Poetically, it is spring itself, the season of renewal, when the Dipper reaches its annual apex. These nights it hovers high in the north, almost overhead - a far cry from the horizon-hugging stance that it adopts in the autumn.
While the southwest regales us with a diamond display of dazzling stars, it's a different story when we look to the north, where the Dipper floats forlornly in a dark and desolate region of the sky. This realm lies far from the Milky Way, far from the plane of our own galaxy. Hence, the Dipper guides our eyes away from own celestial neighborhood and toward the empty richness of the rest of the Cosmos.

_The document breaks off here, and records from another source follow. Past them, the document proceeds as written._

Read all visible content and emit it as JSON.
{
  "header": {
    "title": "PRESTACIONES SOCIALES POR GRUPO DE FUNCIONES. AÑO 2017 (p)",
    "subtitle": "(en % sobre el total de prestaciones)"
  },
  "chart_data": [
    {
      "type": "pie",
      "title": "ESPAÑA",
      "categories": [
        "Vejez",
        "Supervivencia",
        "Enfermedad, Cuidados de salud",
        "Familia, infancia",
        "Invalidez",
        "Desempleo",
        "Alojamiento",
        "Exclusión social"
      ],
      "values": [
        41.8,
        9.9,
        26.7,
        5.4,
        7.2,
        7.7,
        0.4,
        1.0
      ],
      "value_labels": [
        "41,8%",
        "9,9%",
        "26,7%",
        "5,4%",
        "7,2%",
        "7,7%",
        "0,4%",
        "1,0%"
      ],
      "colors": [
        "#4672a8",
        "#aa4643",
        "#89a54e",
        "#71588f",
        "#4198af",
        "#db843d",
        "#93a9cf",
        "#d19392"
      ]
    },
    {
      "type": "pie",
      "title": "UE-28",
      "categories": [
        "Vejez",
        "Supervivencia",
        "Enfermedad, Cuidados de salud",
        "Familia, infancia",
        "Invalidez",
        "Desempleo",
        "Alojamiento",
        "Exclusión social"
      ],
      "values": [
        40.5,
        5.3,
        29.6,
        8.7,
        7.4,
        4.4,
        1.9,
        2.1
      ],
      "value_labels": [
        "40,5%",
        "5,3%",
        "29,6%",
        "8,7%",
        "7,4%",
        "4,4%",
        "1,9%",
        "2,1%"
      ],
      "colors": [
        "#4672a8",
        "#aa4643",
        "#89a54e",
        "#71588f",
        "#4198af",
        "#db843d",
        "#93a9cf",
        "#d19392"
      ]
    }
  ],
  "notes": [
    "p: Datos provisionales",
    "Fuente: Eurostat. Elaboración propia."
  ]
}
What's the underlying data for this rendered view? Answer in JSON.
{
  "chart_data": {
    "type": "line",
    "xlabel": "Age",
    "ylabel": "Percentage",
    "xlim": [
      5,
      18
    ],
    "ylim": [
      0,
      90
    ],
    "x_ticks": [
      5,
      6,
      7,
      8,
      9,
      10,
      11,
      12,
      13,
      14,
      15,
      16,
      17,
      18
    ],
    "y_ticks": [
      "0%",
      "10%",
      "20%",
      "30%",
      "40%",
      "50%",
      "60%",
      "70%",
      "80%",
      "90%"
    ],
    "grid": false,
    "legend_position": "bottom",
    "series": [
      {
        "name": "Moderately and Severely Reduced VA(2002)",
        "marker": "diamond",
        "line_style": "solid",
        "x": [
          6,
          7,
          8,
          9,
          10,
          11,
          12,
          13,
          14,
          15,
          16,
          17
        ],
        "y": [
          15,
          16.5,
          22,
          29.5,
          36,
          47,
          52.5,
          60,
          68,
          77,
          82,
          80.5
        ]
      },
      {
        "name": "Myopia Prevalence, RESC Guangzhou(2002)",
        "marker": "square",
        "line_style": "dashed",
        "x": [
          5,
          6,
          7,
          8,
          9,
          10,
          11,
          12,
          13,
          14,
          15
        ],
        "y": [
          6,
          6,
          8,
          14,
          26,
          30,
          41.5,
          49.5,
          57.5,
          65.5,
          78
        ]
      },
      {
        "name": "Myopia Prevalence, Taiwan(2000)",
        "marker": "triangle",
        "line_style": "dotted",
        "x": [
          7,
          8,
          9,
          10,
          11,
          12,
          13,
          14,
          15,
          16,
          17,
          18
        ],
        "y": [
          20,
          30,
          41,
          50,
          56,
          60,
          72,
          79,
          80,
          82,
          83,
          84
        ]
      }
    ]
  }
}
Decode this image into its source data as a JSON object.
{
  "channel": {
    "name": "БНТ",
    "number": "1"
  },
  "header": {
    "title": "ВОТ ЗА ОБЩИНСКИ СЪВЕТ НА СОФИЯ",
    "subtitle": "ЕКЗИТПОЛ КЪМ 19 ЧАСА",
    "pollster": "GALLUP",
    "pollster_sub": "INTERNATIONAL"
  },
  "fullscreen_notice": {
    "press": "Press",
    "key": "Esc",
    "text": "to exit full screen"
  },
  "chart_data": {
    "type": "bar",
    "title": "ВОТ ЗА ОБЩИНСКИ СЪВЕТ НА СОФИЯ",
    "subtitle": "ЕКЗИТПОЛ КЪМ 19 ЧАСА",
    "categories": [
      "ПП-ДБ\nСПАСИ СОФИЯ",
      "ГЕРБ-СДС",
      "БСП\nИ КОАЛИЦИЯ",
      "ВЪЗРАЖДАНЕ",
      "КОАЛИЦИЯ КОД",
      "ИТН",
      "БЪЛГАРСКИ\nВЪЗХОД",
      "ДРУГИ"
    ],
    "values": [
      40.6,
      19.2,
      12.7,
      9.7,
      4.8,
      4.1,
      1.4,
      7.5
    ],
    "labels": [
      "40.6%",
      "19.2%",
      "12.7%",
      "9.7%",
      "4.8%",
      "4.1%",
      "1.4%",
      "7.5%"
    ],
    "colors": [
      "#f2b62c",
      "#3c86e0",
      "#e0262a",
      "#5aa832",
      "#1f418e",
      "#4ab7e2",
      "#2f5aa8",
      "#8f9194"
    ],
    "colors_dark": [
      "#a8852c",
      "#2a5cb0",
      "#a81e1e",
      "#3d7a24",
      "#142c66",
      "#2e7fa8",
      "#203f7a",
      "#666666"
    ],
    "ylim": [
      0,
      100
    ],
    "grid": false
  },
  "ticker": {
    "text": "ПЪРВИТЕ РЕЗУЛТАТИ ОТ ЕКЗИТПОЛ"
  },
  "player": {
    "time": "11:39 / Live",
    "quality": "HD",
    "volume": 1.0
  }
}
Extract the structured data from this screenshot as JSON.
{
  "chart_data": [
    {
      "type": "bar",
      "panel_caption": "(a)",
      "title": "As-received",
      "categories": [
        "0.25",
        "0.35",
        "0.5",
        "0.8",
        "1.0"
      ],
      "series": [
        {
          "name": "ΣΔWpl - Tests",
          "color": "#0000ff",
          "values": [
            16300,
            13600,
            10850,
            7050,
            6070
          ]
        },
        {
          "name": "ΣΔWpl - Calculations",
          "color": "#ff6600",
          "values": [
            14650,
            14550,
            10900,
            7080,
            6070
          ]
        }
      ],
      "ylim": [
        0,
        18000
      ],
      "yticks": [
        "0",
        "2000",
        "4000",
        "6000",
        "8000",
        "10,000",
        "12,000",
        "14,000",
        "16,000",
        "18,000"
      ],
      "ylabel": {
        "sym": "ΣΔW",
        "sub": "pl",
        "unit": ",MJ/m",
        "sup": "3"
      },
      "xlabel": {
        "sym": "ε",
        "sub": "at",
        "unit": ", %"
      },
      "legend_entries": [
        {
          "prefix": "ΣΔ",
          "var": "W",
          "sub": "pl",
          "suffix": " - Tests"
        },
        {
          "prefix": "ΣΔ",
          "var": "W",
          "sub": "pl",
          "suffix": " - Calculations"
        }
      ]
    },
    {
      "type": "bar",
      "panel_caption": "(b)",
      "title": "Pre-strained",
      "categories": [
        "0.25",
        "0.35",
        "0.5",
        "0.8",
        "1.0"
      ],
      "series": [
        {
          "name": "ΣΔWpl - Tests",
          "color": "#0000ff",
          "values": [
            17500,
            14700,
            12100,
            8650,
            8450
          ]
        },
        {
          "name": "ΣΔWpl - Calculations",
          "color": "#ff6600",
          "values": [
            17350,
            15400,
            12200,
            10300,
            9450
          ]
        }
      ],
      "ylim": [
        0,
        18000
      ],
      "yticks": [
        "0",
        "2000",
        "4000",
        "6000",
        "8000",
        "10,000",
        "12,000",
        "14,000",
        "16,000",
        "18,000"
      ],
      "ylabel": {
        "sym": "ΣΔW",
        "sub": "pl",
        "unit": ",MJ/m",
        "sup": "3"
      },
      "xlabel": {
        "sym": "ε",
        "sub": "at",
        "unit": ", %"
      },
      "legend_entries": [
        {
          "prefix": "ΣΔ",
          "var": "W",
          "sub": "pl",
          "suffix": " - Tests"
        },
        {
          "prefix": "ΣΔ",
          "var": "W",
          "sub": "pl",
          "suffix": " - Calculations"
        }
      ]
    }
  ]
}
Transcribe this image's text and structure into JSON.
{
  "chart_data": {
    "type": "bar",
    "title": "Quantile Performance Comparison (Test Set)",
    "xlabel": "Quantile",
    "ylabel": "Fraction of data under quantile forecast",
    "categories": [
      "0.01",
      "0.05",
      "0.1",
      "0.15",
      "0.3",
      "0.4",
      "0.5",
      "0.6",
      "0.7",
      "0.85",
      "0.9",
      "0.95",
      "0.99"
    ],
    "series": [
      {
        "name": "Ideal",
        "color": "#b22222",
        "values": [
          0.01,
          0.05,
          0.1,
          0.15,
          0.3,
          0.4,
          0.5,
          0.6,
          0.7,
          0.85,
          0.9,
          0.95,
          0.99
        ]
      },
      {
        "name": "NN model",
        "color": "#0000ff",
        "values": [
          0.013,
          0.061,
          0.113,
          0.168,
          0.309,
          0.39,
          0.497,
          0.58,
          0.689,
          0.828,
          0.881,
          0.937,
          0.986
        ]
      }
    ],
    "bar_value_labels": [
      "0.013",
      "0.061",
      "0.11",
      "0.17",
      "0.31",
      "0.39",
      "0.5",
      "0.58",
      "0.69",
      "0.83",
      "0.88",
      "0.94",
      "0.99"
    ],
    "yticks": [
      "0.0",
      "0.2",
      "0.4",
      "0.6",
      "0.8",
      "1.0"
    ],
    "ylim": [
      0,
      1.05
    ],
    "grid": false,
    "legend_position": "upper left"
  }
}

Because no foreground Milky Way material obscures the view, the Dipper's direction in space offers a crystal-clear window to distant galaxies. That's why the Hubble Space Telescope's famous 1995 "ultra-deep-field" photo stared at this place for 100 unblinking hours to capture galaxies at the edge of the observable universe. Their ancient light, flushed like an old sepia print and altered by the expansion of the universe, brings us the latest news from an era that no longer exists. (Note: I say "observable universe" because at best only 1.6 percent of the universe's galaxies will ever be visible to us, since the light from at least 98.4 percent of the universe will never arrive here.)
Curiously, the Big Dipper is not even a constellation but an asterism: a segment of Ursa Major, the Big Bear. "Big" is the correct adjective, for it's the third-largest constellation in the heavens - and, indeed, it's nearly a three-way tie for first. Virgo promiscuously occupies a few more degrees of sky, as does Hydra the serpent. The Southern Cross could fit within the Dipper's boundaries nearly 20 times over.
The second star of the Dipper's handle is the sky's most famous double star: bright Mizar and little Alcor. The ability to discern this "horse and rider" was reputedly an old Arabic test of keen eyesight. Either Alcor has brightened over the centuries or else the Arabs had vision problems, because these days any inability to see the pair should qualify as legal blindness. Point a telescope and even a third star pops into view, all physically related.
Indeed, most of the Dipper's stars are gravitationally linked. Not simply random line-of-sight alignments like nearly all other constellations, they're family members forming a large, sparse cluster or association. Of the many thousands of star groups known, the Dipper is the very nearest to Earth. That's why it looks so large.
But its greatest claim to fame remains its ability to guide the celestial tyro to the North Star. These nights, the "Pointers" - the two stars at the end of its bowl - lie at the leftmost edge of the Dipper, pointing downward to a solitary star of their same brightness: Polaris, the Pole Star for the next millennium.
Beyond all this, it's a pleasure merely to gaze at the Dipper the way you did that night long ago when some farsighted adult first pointed it out. Such a dependable friend is worthy of a springtime salute.